Isis Pharmaceuticals, Inc. and GlaxoSmithKline have agreed to amend the clinical development plan and financial terms relating to ISIS-TTRRx to reflect the accelerated development plan for the drug. ISIS-TTRRx is an antisense drug in development with GSK for the treatment of TTR amyloidosis, a severe and rare genetic disease characterized by progressive dysfunction of peripheral nerves and/or heart tissue.
The revised development plan anticipates initiation of a phase 2/3, registration-directed, clinical study later this year. ISIS-TTRRx is one of several promising drugs in Isis' pipeline that Isis expects will begin registration-directed studies within the next several years.
"In our phase 1 study, we demonstrated that ISIS-TTRRx was generally well tolerated and produced dose-dependent significant reductions in TTR protein with several subjects reaching TTR protein levels that were below the limit of assay detection," said Brett Monia, senior vice president, antisense drug discovery at Isis. "We anticipate initiating the next clinical study this year, which will evaluate the effects of ISIS-TTRRx on neurological dysfunction and on quality-of-life in patients with familial amyloid polyneuropathy."
Under the terms of the original collaboration agreement with GSK, which includes five programs in addition to the TTR programme, Isis is eligible to receive on average up to $20 million in milestone payments per program, before phase 2 proof-of-concept, plus a licensing fee, additional post-licensing milestone payments and double-digit royalties on sales from each product. Isis has already received $10 million in milestone payments from GSK related to the development of ISIS-TTRRx.
Under the amended terms of the agreement Isis will receive a $2.5 million upfront payment and is eligible to earn a $7.5 million milestone payment upon the initiation of the ISIS-TTRRx phase 2/3 study. Isis is also eligible to earn an additional $50 million in pre-licensing milestone payments to support the ISIS-TTRRx phase 2/3 study. In addition, GSK has increased the regulatory and sales milestones payable to Isis should the product achieve registration and meet certain sales thresholds. Isis will also receive double-digit royalties on sales of ISIS-TTRRx.
"We have a robust pipeline of novel new drugs. Many of which, including ISIS-TTRRx, could advance into registration studies in the next 12 to 18 months. Together with GSK, we have been able to rapidly advance the TTR programme from research to late-stage clinical development in just over two years," said B. Lynne Parshall, chief operating officer and chief financial officer at Isis. "Under the updated plan, Isis continues to manage the clinical development of ISIS-TTRRx while benefiting from GSK's late-stage development and commercial expertise. We believe that ISIS-TTRRx could be a best-in-class medicine for patients who have limited therapeutic options."

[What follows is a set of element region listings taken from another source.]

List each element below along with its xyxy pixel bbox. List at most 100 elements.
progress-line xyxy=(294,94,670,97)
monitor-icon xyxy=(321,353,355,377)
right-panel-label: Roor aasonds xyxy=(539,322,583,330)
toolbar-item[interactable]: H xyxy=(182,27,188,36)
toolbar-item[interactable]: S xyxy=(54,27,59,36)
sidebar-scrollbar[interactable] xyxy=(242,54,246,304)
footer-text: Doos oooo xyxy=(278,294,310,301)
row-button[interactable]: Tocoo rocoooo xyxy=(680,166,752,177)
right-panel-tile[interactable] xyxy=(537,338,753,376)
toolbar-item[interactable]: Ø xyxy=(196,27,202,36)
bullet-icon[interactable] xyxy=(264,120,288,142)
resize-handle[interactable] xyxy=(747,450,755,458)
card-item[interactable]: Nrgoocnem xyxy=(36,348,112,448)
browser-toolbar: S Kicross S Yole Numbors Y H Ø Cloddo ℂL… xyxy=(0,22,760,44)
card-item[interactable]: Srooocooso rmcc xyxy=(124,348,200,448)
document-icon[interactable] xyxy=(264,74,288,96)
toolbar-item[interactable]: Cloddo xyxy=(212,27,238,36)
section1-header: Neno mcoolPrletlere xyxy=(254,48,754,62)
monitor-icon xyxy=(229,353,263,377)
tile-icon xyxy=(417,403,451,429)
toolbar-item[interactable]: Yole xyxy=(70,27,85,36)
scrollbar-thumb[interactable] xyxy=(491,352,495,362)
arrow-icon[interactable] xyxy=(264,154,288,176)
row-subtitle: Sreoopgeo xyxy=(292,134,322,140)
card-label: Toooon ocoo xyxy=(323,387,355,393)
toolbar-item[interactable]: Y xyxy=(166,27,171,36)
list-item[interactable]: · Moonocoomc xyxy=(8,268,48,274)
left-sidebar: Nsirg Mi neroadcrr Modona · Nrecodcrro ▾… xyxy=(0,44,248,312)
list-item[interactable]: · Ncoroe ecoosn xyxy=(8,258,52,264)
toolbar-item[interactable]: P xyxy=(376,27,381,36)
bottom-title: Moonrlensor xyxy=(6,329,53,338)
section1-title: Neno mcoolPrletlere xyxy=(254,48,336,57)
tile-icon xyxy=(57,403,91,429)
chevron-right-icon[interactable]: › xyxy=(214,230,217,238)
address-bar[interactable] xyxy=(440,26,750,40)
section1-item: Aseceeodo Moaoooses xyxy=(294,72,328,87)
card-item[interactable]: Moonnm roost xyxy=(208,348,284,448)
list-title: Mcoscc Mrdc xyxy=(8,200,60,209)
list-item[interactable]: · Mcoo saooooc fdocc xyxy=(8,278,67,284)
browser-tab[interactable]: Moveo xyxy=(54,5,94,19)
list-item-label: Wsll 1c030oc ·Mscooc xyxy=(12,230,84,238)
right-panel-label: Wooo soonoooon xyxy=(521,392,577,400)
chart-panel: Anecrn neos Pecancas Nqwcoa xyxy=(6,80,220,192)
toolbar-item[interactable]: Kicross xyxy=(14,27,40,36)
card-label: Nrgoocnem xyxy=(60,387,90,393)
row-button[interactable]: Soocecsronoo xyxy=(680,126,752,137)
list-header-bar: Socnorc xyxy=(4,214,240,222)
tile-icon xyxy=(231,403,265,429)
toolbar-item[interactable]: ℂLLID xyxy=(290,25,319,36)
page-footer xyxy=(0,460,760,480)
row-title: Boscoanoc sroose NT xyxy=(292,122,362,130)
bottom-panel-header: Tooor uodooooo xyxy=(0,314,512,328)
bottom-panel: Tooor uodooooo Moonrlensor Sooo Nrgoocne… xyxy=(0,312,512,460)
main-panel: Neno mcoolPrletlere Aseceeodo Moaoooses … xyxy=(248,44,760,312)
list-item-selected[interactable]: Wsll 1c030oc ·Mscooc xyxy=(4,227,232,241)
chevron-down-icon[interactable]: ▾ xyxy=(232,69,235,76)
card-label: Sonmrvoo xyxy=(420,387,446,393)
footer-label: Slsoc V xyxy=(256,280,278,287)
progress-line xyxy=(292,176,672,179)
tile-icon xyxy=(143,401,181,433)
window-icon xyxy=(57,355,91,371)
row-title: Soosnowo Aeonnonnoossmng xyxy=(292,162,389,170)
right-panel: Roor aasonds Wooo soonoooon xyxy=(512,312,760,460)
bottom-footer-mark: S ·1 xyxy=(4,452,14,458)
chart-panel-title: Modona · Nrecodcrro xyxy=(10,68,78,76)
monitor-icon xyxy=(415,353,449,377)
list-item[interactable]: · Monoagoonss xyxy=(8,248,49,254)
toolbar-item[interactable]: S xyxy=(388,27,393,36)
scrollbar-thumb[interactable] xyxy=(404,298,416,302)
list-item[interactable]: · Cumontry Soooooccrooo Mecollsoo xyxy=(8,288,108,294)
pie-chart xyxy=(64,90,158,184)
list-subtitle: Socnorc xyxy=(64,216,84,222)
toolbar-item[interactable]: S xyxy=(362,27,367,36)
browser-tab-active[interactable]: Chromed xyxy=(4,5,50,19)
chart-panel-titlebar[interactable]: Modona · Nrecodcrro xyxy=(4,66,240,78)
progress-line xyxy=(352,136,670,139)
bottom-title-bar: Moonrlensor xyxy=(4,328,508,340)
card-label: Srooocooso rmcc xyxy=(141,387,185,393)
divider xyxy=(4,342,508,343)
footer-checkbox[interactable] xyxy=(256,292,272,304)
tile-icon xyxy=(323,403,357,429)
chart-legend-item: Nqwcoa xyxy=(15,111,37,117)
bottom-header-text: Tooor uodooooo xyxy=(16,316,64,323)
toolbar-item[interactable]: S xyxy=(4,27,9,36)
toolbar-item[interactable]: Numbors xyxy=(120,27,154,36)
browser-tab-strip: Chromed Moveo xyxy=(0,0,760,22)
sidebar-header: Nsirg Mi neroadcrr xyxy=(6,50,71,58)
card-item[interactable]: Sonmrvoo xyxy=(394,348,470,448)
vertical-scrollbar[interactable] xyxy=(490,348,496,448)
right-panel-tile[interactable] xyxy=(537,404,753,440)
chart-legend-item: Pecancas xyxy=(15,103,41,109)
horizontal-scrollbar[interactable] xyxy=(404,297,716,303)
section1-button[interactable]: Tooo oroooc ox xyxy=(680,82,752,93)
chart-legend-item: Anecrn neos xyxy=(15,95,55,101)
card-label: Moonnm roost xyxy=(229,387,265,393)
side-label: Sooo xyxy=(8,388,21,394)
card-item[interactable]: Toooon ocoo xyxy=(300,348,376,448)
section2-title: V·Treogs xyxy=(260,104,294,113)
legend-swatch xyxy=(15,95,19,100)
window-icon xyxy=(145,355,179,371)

Transthyretin amyloidosis is a genetic disease in which the patient inherits a mutant gene that produces a misfolded form of transthyretin (TTR) protein, which progressively accumulates in tissues, impairing their function. In patients with transthyretin amyloidosis, both the mutant and normal forms of TTR can build up as fibrils in tissues, including heart, peripheral nerves, and the gastrointestinal tract. The presence of TTR aggregates interferes with the normal functions of these tissues, and as the TTR protein aggregates enlarge more tissue damage occurs and the disease worsens. There are two common types of transthyretin amyloidosis, familial amyloid polyneuropathy(FAP), which affects more than 10,000 patients worldwide, and familial amyloid cardiomyopathy (FAC), which affects more than 40,000 patients worldwide. Patients with FAP have TTR build up in peripheral nerve tissue leading to the loss of nerve function and wasting. Patients with FAC have TTR build up in the heart muscle and succumb to heart failure five to six years after symptom onset. ISIS-TTRRx is an investigational drug that is designed to inhibit the production of all forms of TTR, and could offer an alternative approach to treat all types of transthyretin-related amyloidosis.